Orbital characteristics
- Epoch 13 January 2016 (JD 2457400.5)
- Uncertainty parameter 0
- Observation arc: 8363 days (22.90 yr)
- Aphelion: 1.9625 AU (293.59 Gm)
- Perihelion: 0.72149 AU (107.933 Gm)
- Semi-major axis: 1.3420 AU (200.76 Gm)
- Eccentricity: 0.46238
- Orbital period (sidereal): 1.55 yr (567.83 d)
- Mean anomaly: 145.13°
- Mean motion: 0° 38^{m} 2.364^{s} / day
- Inclination: 28.308°
- Longitude of ascending node: 185.64°
- Argument of perihelion: 6.0430°
- Earth MOID: 0.273002 AU (40.8405 Gm)
- Jupiter MOID: 2.99532 AU (448.093 Gm)

Proper orbital elements
- Proper eccentricity: 0.5068
- Proper inclination: 24.45°
- Proper mean motion: 231.32 deg / yr
- Proper orbital period: 1.55629 yr (568.433 d)

Physical characteristics
- Dimensions: 1.673 km (1.040 mi).
- Absolute magnitude (H): 17.1

= (8035) 1992 TB =

Near-Earth asteroid

(8035) 1992 TB is an Apollo asteroid, a type of near-Earth object. It is also a Venus-crosser and a Mars-crosser, although it doesn't make close approaches to Mars.
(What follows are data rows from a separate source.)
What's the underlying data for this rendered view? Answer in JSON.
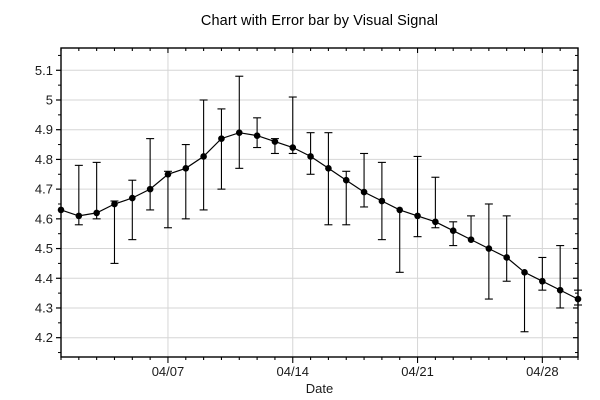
{
  "chart_data": {
    "type": "line",
    "title": "Chart with Error bar by Visual Signal",
    "xlabel": "Date",
    "ylabel": "",
    "grid": true,
    "legend": "none",
    "ylim": [
      4.135,
      5.175
    ],
    "y_ticks": [
      4.2,
      4.3,
      4.4,
      4.5,
      4.6,
      4.7,
      4.8,
      4.9,
      5.0,
      5.1
    ],
    "y_tick_labels": [
      "4.2",
      "4.3",
      "4.4",
      "4.5",
      "4.6",
      "4.7",
      "4.8",
      "4.9",
      "5",
      "5.1"
    ],
    "x_tick_days": [
      7,
      14,
      21,
      28
    ],
    "x_tick_labels": [
      "04/07",
      "04/14",
      "04/21",
      "04/28"
    ],
    "x": [
      "04/01",
      "04/02",
      "04/03",
      "04/04",
      "04/05",
      "04/06",
      "04/07",
      "04/08",
      "04/09",
      "04/10",
      "04/11",
      "04/12",
      "04/13",
      "04/14",
      "04/15",
      "04/16",
      "04/17",
      "04/18",
      "04/19",
      "04/20",
      "04/21",
      "04/22",
      "04/23",
      "04/24",
      "04/25",
      "04/26",
      "04/27",
      "04/28",
      "04/29",
      "04/30"
    ],
    "values": [
      4.63,
      4.61,
      4.62,
      4.65,
      4.67,
      4.7,
      4.75,
      4.77,
      4.81,
      4.87,
      4.89,
      4.88,
      4.86,
      4.84,
      4.81,
      4.77,
      4.73,
      4.69,
      4.66,
      4.63,
      4.61,
      4.59,
      4.56,
      4.53,
      4.5,
      4.47,
      4.42,
      4.39,
      4.36,
      4.33
    ],
    "error_high": [
      null,
      4.78,
      4.79,
      4.66,
      4.73,
      4.87,
      4.76,
      4.85,
      5.0,
      4.97,
      5.08,
      4.94,
      4.87,
      5.01,
      4.89,
      4.89,
      4.76,
      4.82,
      4.79,
      null,
      4.81,
      4.74,
      4.59,
      4.61,
      4.65,
      4.61,
      null,
      4.47,
      4.51,
      4.36
    ],
    "error_low": [
      null,
      4.58,
      4.6,
      4.45,
      4.53,
      4.63,
      4.57,
      4.6,
      4.63,
      4.7,
      4.77,
      4.84,
      4.82,
      4.82,
      4.75,
      4.58,
      4.58,
      4.64,
      4.53,
      4.42,
      4.54,
      4.57,
      4.51,
      null,
      4.33,
      4.39,
      4.22,
      4.36,
      4.3,
      4.31
    ],
    "colors": {
      "background": "#ffffff",
      "line": "#000000",
      "marker": "#000000",
      "error_bar": "#000000",
      "grid": "#d6d6d6",
      "axis": "#000000",
      "tick_text": "#1a1a1a",
      "title_text": "#000000"
    }
  }
}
== Encounters with Venus and Earth ==
1992 TB makes close approaches to Earth, but often comes many times closer to Venus. Soon after the discovery of the asteroid in 1992, a close approaches of Earth was made. Three years after it was discovered, 1992 TB came 0.3056 AU from Earth. In 2003, 1992 TB was listed as a potentially hazardous object, but has since been removed. However, 1992 TB is not expected to come within 0.25 AU of Earth in the near future. On the other hand, 1992 TB can come much closer to Venus. Its next Venus encounter was on 29 May 2015, where it came 0.0783 AU from the planet. Its closest approach in the near future will be 0.0493 AU.